YouTube Music can now automatically download up to 500 songs for you

YouTube Music can now automatically download up to 500 songs for you

/

It’s all based on your likes and listening history

Share this story

Photo by Chris Welch / The Verge

YouTube Music is expanding upon its Offline Mixtape feature with a more thorough version it’s now calling “smart downloads.” When you enable smart downloads, the app will automatically download up to 500 songs that you’ll be able to listen to anywhere — whether or not you’ve got a data connection.

That selection includes the Offline Mixtape (a 100-song playlist based on your listening history) and “songs from your Liked Songs playlist and your other favorite playlists and albums.” You can set a limit for how much music smart downloads will pull down, and the process only happens at night and when your phone is connected to Wi-Fi.

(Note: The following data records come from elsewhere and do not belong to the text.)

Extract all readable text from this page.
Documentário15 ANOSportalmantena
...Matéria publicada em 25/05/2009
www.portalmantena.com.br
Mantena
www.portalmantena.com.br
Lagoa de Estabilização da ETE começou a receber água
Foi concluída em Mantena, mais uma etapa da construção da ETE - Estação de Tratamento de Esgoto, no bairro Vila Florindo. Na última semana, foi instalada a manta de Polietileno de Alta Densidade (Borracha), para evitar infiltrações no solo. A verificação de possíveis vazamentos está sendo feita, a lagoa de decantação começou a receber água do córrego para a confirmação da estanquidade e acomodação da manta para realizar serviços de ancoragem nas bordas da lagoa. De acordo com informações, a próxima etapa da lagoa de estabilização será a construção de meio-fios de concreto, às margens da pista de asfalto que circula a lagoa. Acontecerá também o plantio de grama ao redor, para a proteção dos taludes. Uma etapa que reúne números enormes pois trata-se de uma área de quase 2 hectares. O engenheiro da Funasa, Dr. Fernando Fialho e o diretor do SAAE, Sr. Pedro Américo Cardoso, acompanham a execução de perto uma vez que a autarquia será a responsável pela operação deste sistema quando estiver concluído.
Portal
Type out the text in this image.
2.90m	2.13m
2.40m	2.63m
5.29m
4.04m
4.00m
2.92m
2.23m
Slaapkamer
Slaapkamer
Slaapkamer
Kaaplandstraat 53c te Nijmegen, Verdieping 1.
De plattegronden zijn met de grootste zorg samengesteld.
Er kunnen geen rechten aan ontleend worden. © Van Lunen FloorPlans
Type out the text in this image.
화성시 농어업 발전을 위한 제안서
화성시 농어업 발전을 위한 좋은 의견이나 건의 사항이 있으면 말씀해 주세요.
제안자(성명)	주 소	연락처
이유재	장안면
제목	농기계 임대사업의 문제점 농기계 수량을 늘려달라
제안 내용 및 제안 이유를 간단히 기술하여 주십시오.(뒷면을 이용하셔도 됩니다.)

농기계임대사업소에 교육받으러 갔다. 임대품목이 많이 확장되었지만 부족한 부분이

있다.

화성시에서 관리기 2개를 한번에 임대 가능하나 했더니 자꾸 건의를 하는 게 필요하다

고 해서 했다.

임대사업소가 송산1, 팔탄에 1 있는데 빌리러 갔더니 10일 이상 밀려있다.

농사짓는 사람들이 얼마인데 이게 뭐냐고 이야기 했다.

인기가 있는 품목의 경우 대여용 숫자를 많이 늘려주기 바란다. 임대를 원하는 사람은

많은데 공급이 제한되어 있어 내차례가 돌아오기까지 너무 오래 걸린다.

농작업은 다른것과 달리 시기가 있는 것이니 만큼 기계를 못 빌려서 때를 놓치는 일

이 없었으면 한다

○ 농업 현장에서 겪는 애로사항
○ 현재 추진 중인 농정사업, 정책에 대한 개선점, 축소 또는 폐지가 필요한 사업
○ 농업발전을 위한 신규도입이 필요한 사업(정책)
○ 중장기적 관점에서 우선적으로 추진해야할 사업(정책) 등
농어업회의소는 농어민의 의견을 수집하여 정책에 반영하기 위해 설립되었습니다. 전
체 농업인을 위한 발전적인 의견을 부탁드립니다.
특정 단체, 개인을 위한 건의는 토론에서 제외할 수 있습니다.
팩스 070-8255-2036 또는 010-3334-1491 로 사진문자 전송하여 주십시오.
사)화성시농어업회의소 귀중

YouTube gave me an example of what this might look like for the average user: “Offline Mixtape, Pop Hotlist, Summer 2019 playlist, Kacey Musgraves album.” So it’s enough to get you through a few hours of getting stuck without the ability to stream tunes.

I’m not sure who really needs an app to download so much music on its own. And I’m too much of a control freak to trust an algorithm to populate that list. Just because I was listening to something the other day doesn't mean that’s what I’ll want to hear on a flight or during my daily commute, so I’ll stick with manual.

But smart downloads might be useful if you tend to forget about saving music for offline listening until it’s too late. Other apps including Netflix are also moving into this lane; Netflix’s smart downloads can now save the next episode of whatever you’re watching so it’s ready to go right away, and it’ll automatically delete episodes you’ve already finished.

Unfortunately, YouTube is still unable to say exactly when it will migrate user libraries from Google Play Music over to YouTube Music. I asked a spokesperson for a status update on that this afternoon and have yet to hear back. Yesterday, I noticed that Google Play Music was updated to address a bug on iOS 13, so there must be enough people still using it to have made that fix a priority. We know that between the two services, Google has over 15 million paying subscribers. I can’t make the switch to YouTube Music until all my stuff shows up there, and I know there are other people in the same boat, so I’ll keep asking.